Civarda altı sürekli patlama daha çınladı ve bu noktada sadece Johnnie, arkadaşlarının et ve kanıyla kaplı olduğu için bir heykel gibi orada dikildi.
Ama hâlâ gülümsemekte olan insana baktığında gözleri artık dehşetle dolmuştu ve bu gülümsemeye fazla aşina olduğunu hissediyordu çünkü ne zaman insan avına çıksa bu şekilde gülümserdi.
Bu gülümsemeden o kadar korkacağını hiç düşünmemişti ki hemen oracıkta kendini ıslatmak istedi. Her zaman insanların aşağılık olduğunu ve sadece yiyecekleri için iyi olduğunu düşünürdü, ama şimdi ilk kez bir insanla tanıştığını hissediyordu.
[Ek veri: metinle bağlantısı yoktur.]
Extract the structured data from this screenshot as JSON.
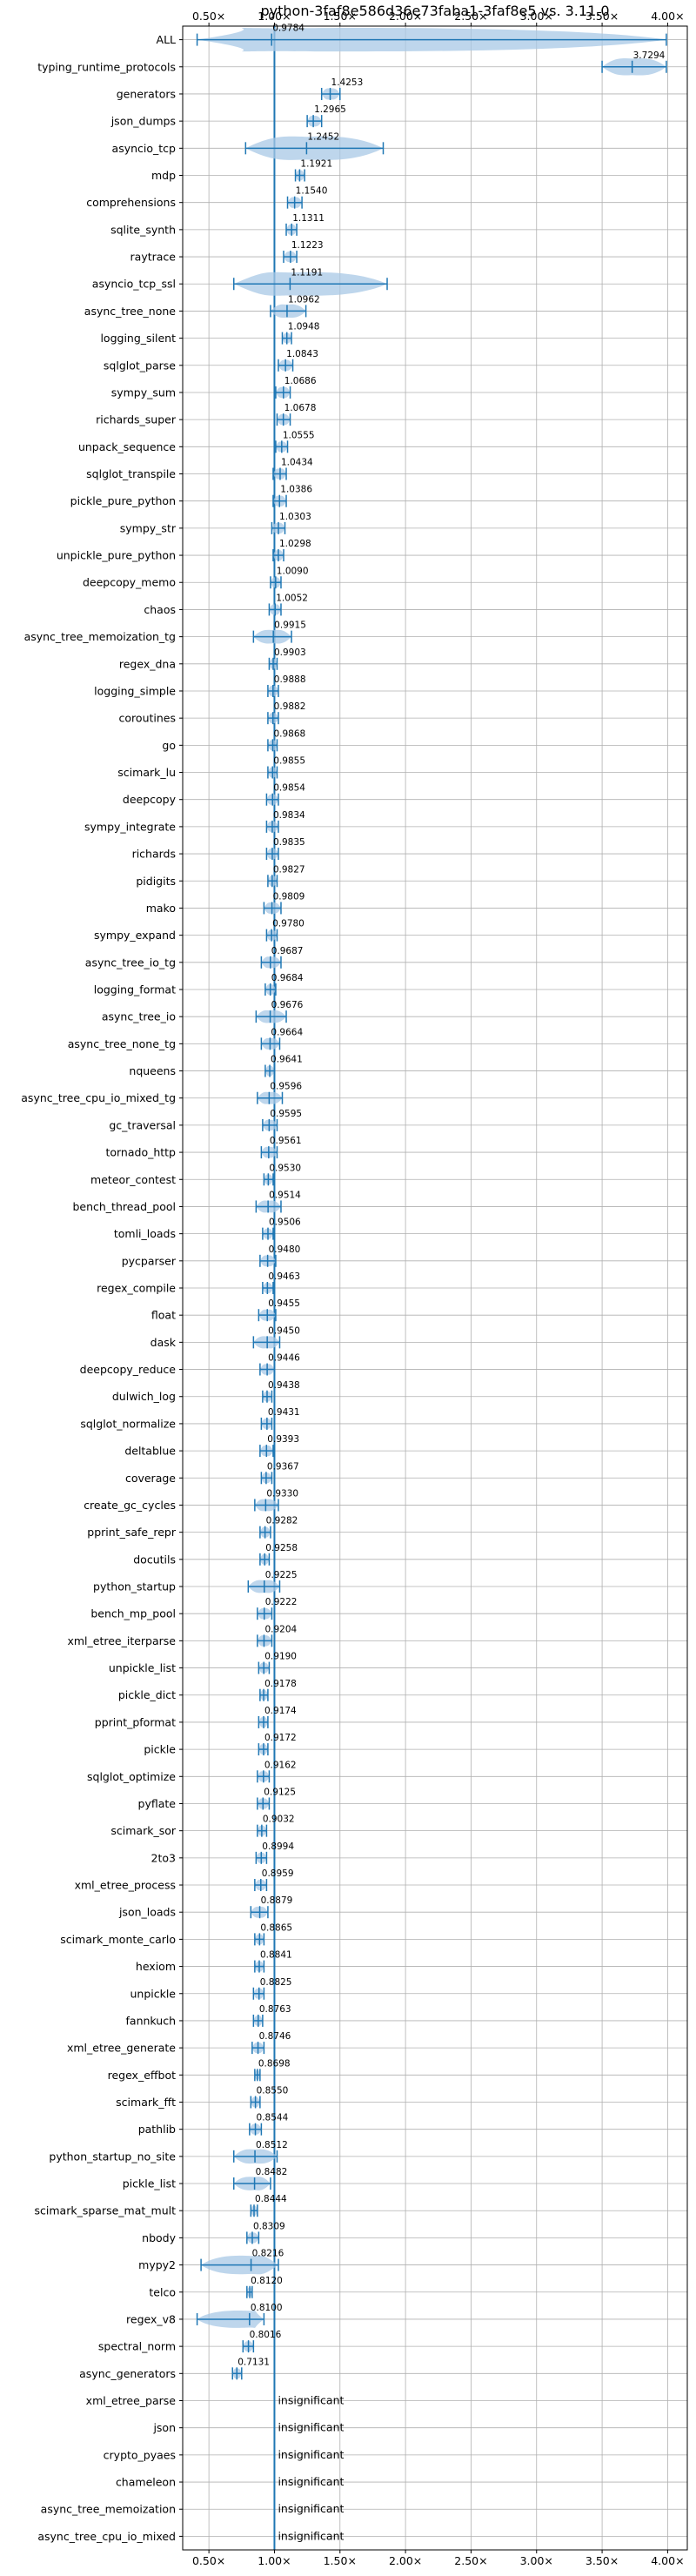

“Çaresiz insanları öldürmenin bir sonucu olmadığına göre, eminim sizi öldürmek de farklı olmayacaktır.” Johnnie tam o anda ve orada, tıpkı arkadaşları gibi patlamadan önce Ace soğukkanlı bir şekilde söyledi.
Ace onların anılarını çoktan görmüştü ve tahminini doğruladıktan sonra kaçabilirdi ama insanlara karşı davranışlarını görünce, onların tüm o çaresiz insanlara yaptıkları gibi onları da öldürmek istedi.
Daha önce birçok kişiyi öldürmüş olmasına ve gelecekte birçoğunun eline geçmesine rağmen, bundan hiç zevk almıyordu ve bundan gurur da duymuyordu. O sadece hırsızlıktan ve hırsızlık sürecinden hoşlanır.
“Yy…” Douglas delirmek üzereydi ki gözleri boşaldı.
‘Akıl Çalma Sanatı: Bronz Hırsız Eli! Ace’in gözbebekleri bir anda normale dönmeden önce bronz bir renk aldı.
Bunun üzerine boş bir şekilde ayakta duran Douglas bir anda yüz üstü yere düştü.
Ace, Douglas’a bakarken soğukça, “Sanırım şimdilik bu yeterli,” diye düşündü. Dinlenmek için durduğumuz noktadan itibaren hiçbir şey hatırlamayacak.’
Bir ölümlünün anısını çalmak, Ace için ilk alem olan Bronz Hırsız El’i Çalmak Akıl Sanatı’nı öğrendikten sonra çocuk oyuncağıydı. Şimdi Douglas uyanıp kendini yapayalnız bulduktan sonra hafızasındaki o küçük eksik boşluğu kendisi dolduracaktır.
Ace işini bitirdikten sonra, arkasında kanlı bir karmaşadan başka bir şey bırakmadan bir yanılsama gibi solmaya başladı!